Reisen mit dem Fahrrad

Weltreise mit dem Fahrrad

In meiner Freizeit fahre ich gerne Fahrrad. Am meisten Spaß macht mir Spinning in meinem Fitnessstudio. Dabei kann ich so richtig Gas geben und mich ordentlich auspowern. Nach einer Stunde bin ich meistens schon ziemlich am Ende meiner Kräfte und froh, dass das Training vorbei ist und ich wieder vom Drahtesel runter kann.

Andere lachen über eine Stunde Radfahren. Sie sitzen mehrere hundert Tage auf dem Sattel. Mit nur einem Ziel: fremde Länder und Kulturen zu entdecken.

Bei meiner Recherche bin ich auf die verschiedensten Weltenbummler gestoßen. Besonders hat mich aber die Geschichte von Maximilian Semsch fasziniert.
Im Alter von 21 Jahren war er bereits drei Jahre auf Weltreise. Mit diversen Gelegenheitsjobs hielt er sich damals über Wasser und schlug sich durch. Nach drei Jahren kam der Zeitpunkt eine wichtige Entscheidung zu treffen. Entweder ein „normales“ Leben in Deutschland führen oder Abenteurer werden.
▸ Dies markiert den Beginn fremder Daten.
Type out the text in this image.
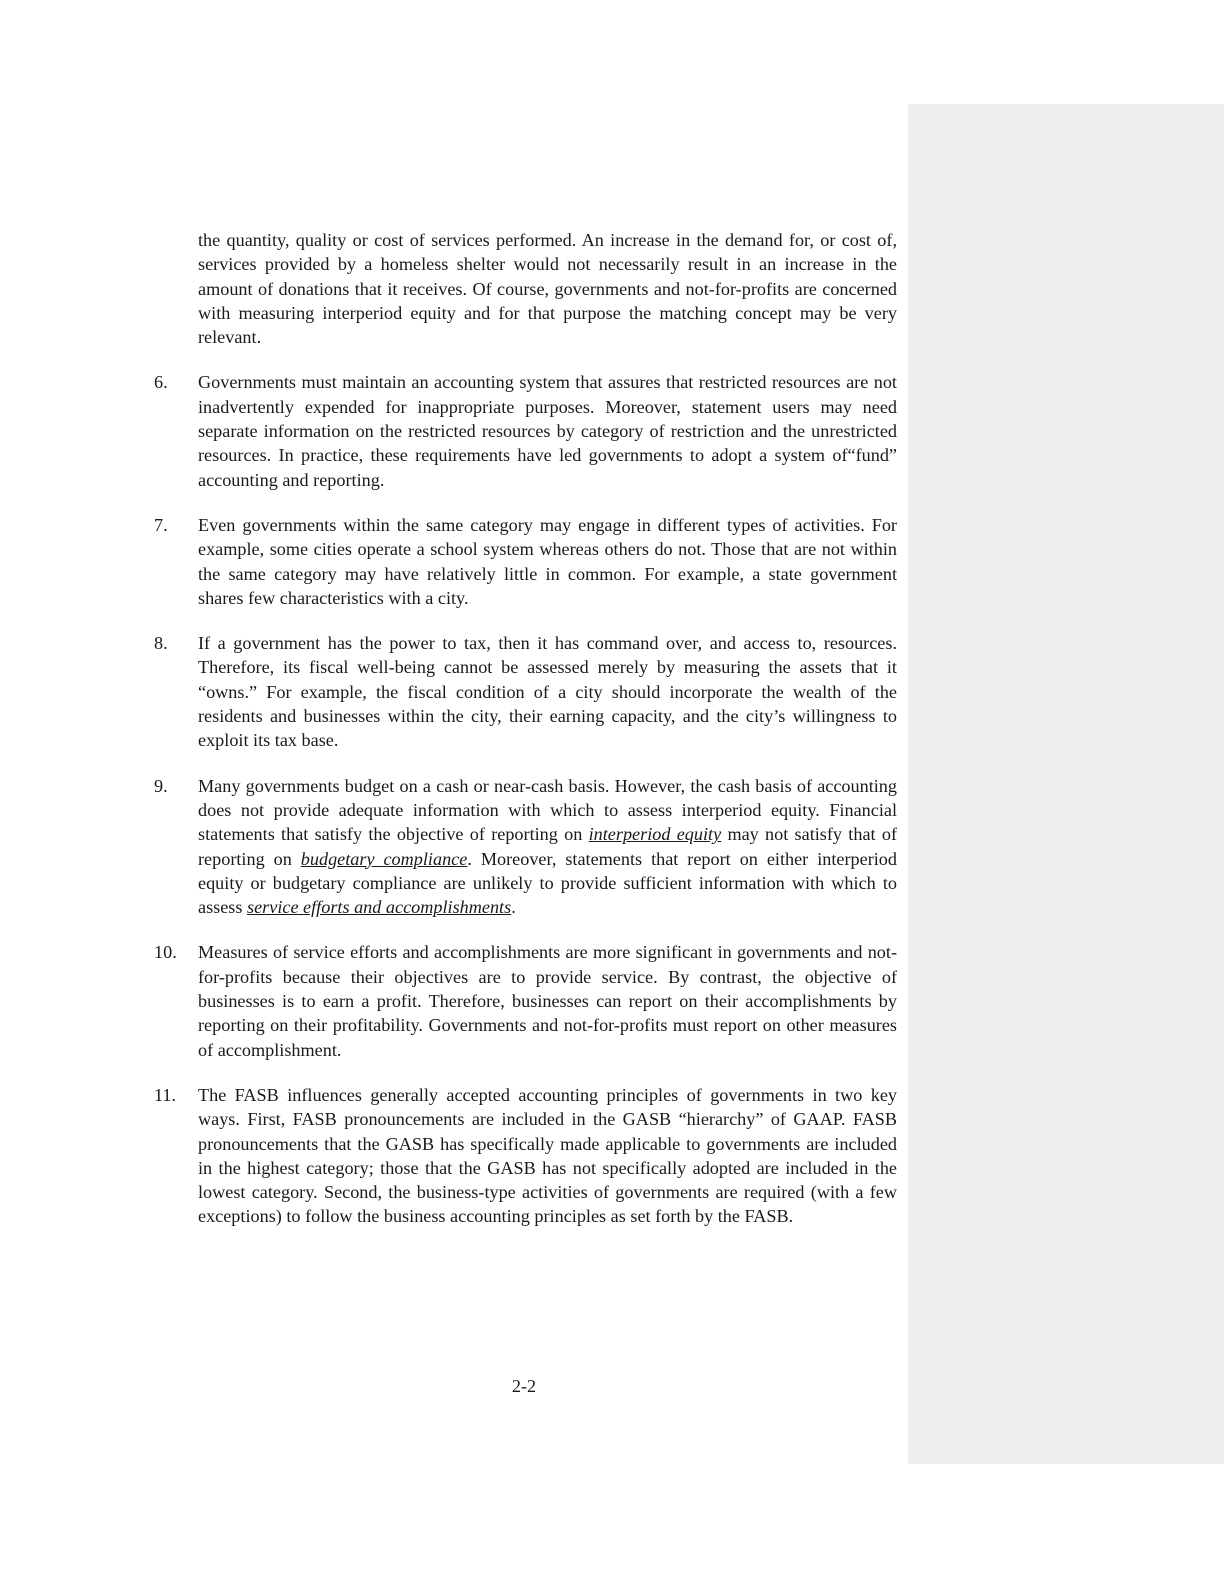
the quantity, quality or cost of services performed. An increase in the demand for, or cost of, services provided by a homeless shelter would not necessarily result in an increase in the amount of donations that it receives. Of course, governments and not-for-profits are concerned with measuring interperiod equity and for that purpose the matching concept may be very relevant.
6.	Governments must maintain an accounting system that assures that restricted resources are not inadvertently expended for inappropriate purposes. Moreover, statement users may need separate information on the restricted resources by category of restriction and the unrestricted resources. In practice, these requirements have led governments to adopt a system of“fund” accounting and reporting.
7.	Even governments within the same category may engage in different types of activities. For example, some cities operate a school system whereas others do not. Those that are not within the same category may have relatively little in common. For example, a state government shares few characteristics with a city.
8.	If a government has the power to tax, then it has command over, and access to, resources. Therefore, its fiscal well-being cannot be assessed merely by measuring the assets that it “owns.” For example, the fiscal condition of a city should incorporate the wealth of the residents and businesses within the city, their earning capacity, and the city’s willingness to exploit its tax base.
9.	Many governments budget on a cash or near-cash basis. However, the cash basis of accounting does not provide adequate information with which to assess interperiod equity. Financial statements that satisfy the objective of reporting on interperiod equity may not satisfy that of reporting on budgetary compliance. Moreover, statements that report on either interperiod equity or budgetary compliance are unlikely to provide sufficient information with which to assess service efforts and accomplishments.
10.	Measures of service efforts and accomplishments are more significant in governments and not-for-profits because their objectives are to provide service. By contrast, the objective of businesses is to earn a profit. Therefore, businesses can report on their accomplishments by reporting on their profitability. Governments and not-for-profits must report on other measures of accomplishment.
11.	The FASB influences generally accepted accounting principles of governments in two key ways. First, FASB pronouncements are included in the GASB “hierarchy” of GAAP. FASB pronouncements that the GASB has specifically made applicable to governments are included in the highest category; those that the GASB has not specifically adopted are included in the lowest category. Second, the business-type activities of governments are required (with a few exceptions) to follow the business accounting principles as set forth by the FASB.
2-2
Maximilian entschied sich für letzeres.

Mit dem E-Bike durch Australien

2008 machte er sich dann auf seine erste Fahrrad-Tour. Mit dem Rad durchquerte er sieben Monate lang sämtliche Länder auf dem Weg von München nach Singapur und lernte unterschiedlichste Kulturen kennen.

Mit den Erfahrungen seiner ersten Fahrrad-Reise im Gepäck, startete er am 1. Januar 2012 in sein nächstes Abenteuer. Diesmal sollte es in sechs Monaten durch Australien gehen. Natürlich mit dem Fahrrad. Oder besser gesagt mit dem E-Bike. Denn Pedelecs und E-Bikes waren zu diesem Zeitpunkt neu auf dem Markt.
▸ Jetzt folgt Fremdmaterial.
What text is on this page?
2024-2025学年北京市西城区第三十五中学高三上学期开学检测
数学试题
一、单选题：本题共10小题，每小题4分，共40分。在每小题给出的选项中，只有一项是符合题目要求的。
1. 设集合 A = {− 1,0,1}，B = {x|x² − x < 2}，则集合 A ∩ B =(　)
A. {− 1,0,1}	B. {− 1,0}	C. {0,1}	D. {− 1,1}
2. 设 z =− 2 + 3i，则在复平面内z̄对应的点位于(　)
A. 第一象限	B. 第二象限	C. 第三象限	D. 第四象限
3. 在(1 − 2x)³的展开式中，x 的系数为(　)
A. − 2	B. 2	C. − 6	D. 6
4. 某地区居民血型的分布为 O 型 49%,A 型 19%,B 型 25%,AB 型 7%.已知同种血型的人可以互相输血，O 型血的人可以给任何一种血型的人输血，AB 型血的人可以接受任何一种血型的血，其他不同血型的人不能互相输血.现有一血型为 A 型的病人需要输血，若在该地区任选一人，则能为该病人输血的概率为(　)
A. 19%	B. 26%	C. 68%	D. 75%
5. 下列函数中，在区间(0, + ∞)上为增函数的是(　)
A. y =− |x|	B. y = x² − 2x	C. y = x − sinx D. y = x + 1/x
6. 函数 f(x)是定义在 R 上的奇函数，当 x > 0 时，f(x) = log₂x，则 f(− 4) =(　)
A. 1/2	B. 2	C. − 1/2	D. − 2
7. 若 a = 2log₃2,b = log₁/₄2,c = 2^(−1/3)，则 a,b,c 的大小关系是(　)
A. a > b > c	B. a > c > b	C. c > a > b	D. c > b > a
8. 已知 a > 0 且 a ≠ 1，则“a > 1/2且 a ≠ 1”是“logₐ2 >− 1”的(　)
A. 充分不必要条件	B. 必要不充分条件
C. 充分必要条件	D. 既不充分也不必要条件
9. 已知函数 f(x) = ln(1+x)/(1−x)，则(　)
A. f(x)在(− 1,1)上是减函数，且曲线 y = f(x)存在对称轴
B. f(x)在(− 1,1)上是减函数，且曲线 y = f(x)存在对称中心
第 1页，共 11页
Um mehr von Maximilian zu erfahren, habe ich ihn interviewt:

Was war der schönste und schlimmste Moment, den Du während Deiner Reisen erlebt hast?
„Der schönste Moment: Meine Hochzeit barfuß am Strand mit Marion in Australien 2012. Der schlimmste Moment: Als ich in Kasachstan bei 40 Grad mit einer Lebensmittelvergiftung und ohne Wasser in der Wüste stand, 200 km von der nächsten Ortschaft entfernt. Was ich durch meine Reisen gelernt habe, egal wie aussichtslos eine Situation erscheinen mag, es wird sich immer eine Lösung finden.“

Welches Gepäck hattest Du dabei?
„Das ist von der Reise abhängig. Meistens habe ich nur wenige Klamotten dabei (irgendwann ist alles schmutzig), Zelt, Schlafsack, Isomatte, Kochausrüstung, Ersatzteile und Werkzeug für das Fahrrad, Musik und für mich am wichtigsten meine Foto- und Filmausrüstung, die auch das meiste Gewicht ausmacht. Ein Tagebuch darf natürlich auch nicht fehlen.“

Wie viel haben Dich die Reisen gekostet?
„Meine siebenmonatige Reise von München nach Singapur hat mich, inkl. Rückflug 2500€ gekostet, das sind knapp 10€ pro Tag. Radreisen ist, wenn man keine hohen Ansprüche hat, eine sehr kostengünstige Art durch die Welt zu reisen.“


Hattest Du starkes Heimweh? Oder hat die Neugierde Neues zu entdecken überwogen?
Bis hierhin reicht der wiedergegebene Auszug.